Secretary of Defense Pete Hegseth and President Donald Trump have said the government, not Anthropic, should be the sole decision-makers about the use of its technology. In a late February post on X, Hegseth said the company had exhibited “arrogance and betrayal.”
“As President Trump stated on Truth Social, the Commander-in-Chief and the American people alone will determine the destiny of our armed forces, not unelected tech executives,” Hegseth wrote. He called the company’s concerns “the sanctimonious rhetoric of ‘effective altruism.’”
The Pentagon has said it has never considered using autonomous weapons or mass domestic surveillance, but it is also not willing to prohibit them in its contract with Anthropic. Hegseth’s X post said his agency must have freedom to use tech for “every LAWFUL purpose.”
Requests for Defense Department comment about the theologians’ brief and how the agency sees the ethical issues were not answered Wednesday.
The Pentagon adopted ethical principles for AI use in 2020 for both combat and non-combat use. Those principles said the department would exercise judgement and care in the use of AI; ensure AI did not develop with unintended bias; and continuously test for safety and security.
The Catholic scholars noted in their brief that their position is not identical to Anthropic.
In a February statement, Anthropic CEO Dario Amodei wrote that there is a “narrow set of cases” when AI “can undermine, rather than defend, democratic values..Some uses are also simply outside the bounds of what today’s technology can safely and reliably do.” Two, he wrote, were the use of mass surveillance for intelligence-gathering, and fully autonomous weapons.
Anthropic responded to questions about the Catholic scholars’ brief Wednesday by pointing to Amodei’s statement.
The Catholic Church, the scholars wrote, opposes autonomous weapons “on principle,” and the Vatican last fall called for a global moratorium on autonomous weapons. A Vatican representative urged the U.N. Security Council to “recognize that certain applications, such as technology that replaces human judgment in matters of life and death, cross inviolable boundaries that must never be breached.”

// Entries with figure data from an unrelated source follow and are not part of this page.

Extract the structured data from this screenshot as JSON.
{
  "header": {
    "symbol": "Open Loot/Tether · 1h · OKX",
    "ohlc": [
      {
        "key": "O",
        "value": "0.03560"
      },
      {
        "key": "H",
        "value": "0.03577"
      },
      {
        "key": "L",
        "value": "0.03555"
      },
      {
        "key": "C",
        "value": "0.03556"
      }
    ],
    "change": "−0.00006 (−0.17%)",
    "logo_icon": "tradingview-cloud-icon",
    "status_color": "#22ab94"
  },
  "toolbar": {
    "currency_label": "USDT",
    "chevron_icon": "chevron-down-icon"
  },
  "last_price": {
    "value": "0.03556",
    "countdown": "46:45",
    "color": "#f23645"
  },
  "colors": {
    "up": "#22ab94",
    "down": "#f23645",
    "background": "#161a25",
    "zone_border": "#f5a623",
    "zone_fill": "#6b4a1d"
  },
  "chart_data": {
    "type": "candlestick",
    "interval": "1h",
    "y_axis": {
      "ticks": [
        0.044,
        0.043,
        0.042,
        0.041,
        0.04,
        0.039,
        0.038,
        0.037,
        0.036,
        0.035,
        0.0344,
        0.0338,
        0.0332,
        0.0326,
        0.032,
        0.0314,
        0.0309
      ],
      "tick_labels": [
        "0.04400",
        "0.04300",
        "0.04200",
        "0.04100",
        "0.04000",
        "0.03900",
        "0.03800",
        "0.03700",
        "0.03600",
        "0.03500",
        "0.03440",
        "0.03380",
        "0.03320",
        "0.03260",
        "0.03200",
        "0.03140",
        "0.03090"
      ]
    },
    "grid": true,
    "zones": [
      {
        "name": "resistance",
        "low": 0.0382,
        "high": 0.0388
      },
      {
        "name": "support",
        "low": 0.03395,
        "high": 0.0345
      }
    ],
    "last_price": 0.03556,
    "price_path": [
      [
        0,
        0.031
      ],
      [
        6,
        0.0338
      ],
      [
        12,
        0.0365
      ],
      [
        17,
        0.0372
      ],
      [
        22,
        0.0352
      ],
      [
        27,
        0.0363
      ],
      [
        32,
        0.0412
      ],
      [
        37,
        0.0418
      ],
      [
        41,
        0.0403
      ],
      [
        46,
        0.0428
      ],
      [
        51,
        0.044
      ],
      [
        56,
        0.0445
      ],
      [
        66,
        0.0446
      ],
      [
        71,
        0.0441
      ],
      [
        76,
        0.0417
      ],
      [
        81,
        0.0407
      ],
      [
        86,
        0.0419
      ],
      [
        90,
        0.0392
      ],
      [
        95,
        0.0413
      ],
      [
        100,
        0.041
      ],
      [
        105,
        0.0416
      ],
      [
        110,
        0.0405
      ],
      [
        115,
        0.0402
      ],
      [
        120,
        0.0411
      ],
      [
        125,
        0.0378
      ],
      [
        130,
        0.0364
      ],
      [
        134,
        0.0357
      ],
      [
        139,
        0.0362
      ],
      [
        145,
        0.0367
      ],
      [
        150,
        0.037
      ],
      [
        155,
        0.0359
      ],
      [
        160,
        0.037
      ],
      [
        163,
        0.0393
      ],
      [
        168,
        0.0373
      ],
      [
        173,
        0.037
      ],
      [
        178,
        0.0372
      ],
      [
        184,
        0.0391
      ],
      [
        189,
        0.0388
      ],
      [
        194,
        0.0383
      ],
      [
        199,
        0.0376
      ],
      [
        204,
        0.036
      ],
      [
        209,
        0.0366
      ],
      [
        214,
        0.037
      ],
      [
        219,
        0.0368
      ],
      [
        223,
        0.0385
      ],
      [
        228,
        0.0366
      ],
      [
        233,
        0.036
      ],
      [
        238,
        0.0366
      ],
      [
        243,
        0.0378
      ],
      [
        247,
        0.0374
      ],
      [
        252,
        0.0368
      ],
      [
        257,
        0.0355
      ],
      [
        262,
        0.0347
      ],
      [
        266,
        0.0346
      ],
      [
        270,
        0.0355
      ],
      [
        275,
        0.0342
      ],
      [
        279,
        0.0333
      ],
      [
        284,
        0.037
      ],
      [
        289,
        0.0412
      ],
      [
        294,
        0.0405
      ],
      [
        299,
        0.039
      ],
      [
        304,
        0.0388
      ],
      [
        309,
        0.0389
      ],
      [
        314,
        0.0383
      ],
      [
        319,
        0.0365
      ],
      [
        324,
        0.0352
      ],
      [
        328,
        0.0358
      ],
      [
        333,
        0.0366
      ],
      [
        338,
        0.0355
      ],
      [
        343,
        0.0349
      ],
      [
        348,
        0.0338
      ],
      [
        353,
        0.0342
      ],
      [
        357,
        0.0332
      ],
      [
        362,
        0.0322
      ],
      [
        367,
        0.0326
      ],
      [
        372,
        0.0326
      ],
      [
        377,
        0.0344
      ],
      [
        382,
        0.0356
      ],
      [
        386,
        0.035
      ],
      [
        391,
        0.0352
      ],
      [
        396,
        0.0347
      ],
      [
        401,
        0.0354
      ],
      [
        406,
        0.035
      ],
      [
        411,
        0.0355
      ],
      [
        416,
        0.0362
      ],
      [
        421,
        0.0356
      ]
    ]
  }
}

On the topic of mass domestic surveillance, the Catholics’ brief cited their faith’s teachings on privacy as key to human relationships and dignity.

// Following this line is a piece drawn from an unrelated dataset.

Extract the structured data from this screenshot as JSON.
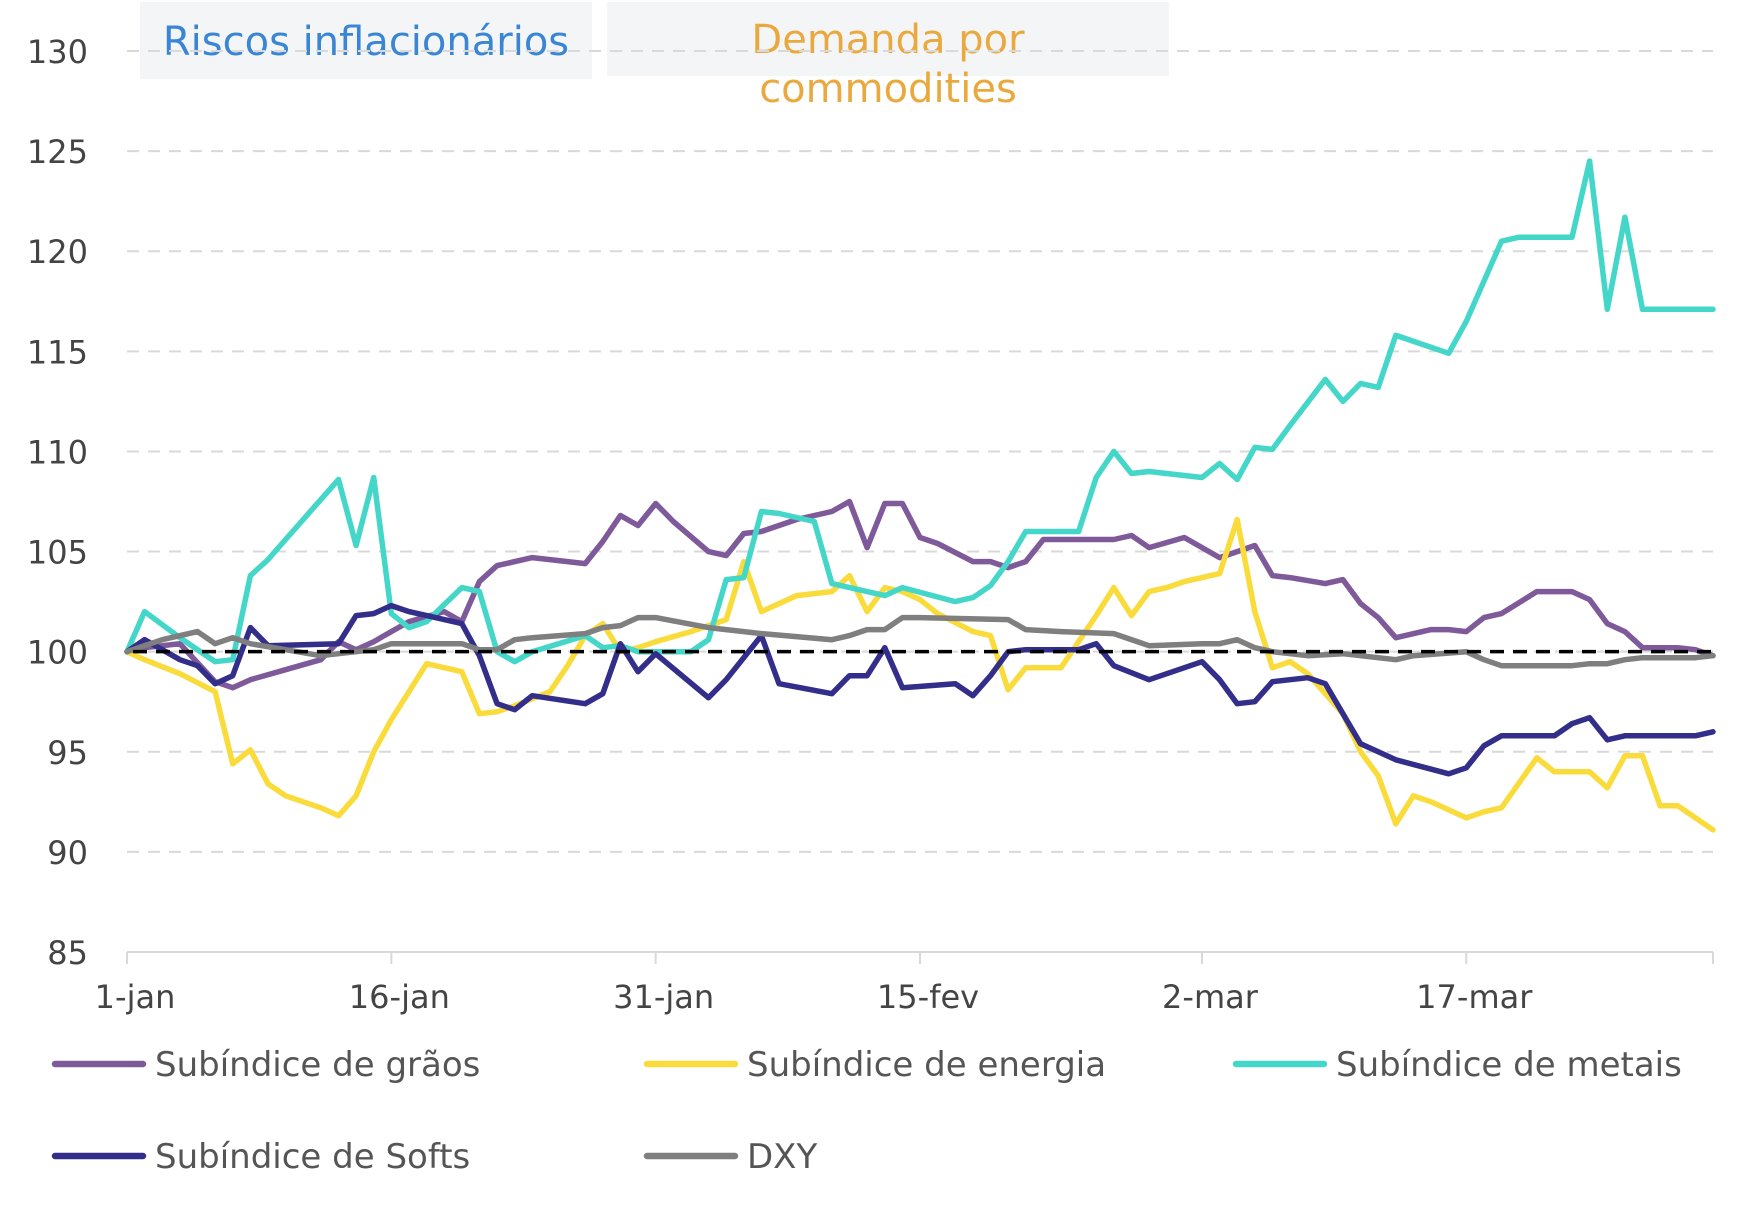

Human dignity views relationships “as a sacred space, and guards communications within those relationships,” they wrote.
“For the government (and especially the military) to intrude in this space, and use private communications for some other end, undermines the good of human relationships, and ultimately, the dignity of persons involved in those relationships.”
Privacy, they wrote, is not an “absolute right” in Catholic teaching. But mass surveillance by the Pentagon “clearly oversteps privacy as described in Catholic thought.” Totalitarian governments, they wrote, treat humans as objects and sources of data.
The scholars also cited Catholic teaching on “subsidiarity,” which is the idea that decisions should be made on the most local level, from individuals and families to neighborhoods and towns. Mass surveillance, they wrote, “concentrates the power to monitor and judge individuals in the hands of a remote central authority.”
In response to the clash between Anthropic and the Defense Department, a new interfaith group called Faith Family Technology Network also weighed in, issuing a statement calling the moment “a grave test.” Dozens of Muslim, Christian and Jewish leaders signed the statement, which said the administration violated the consciences of Anthropic leaders.
“The dispute before us, however, is not between our government and a rogue company using its market power to impose unreasonable conditions on our public representatives,” they wrote. “It is not even a dispute over a matter of deep moral ambiguity. At stake are questions of fundamental morality that transcend political and theological differences, and that should concern every believer and every person of good will.”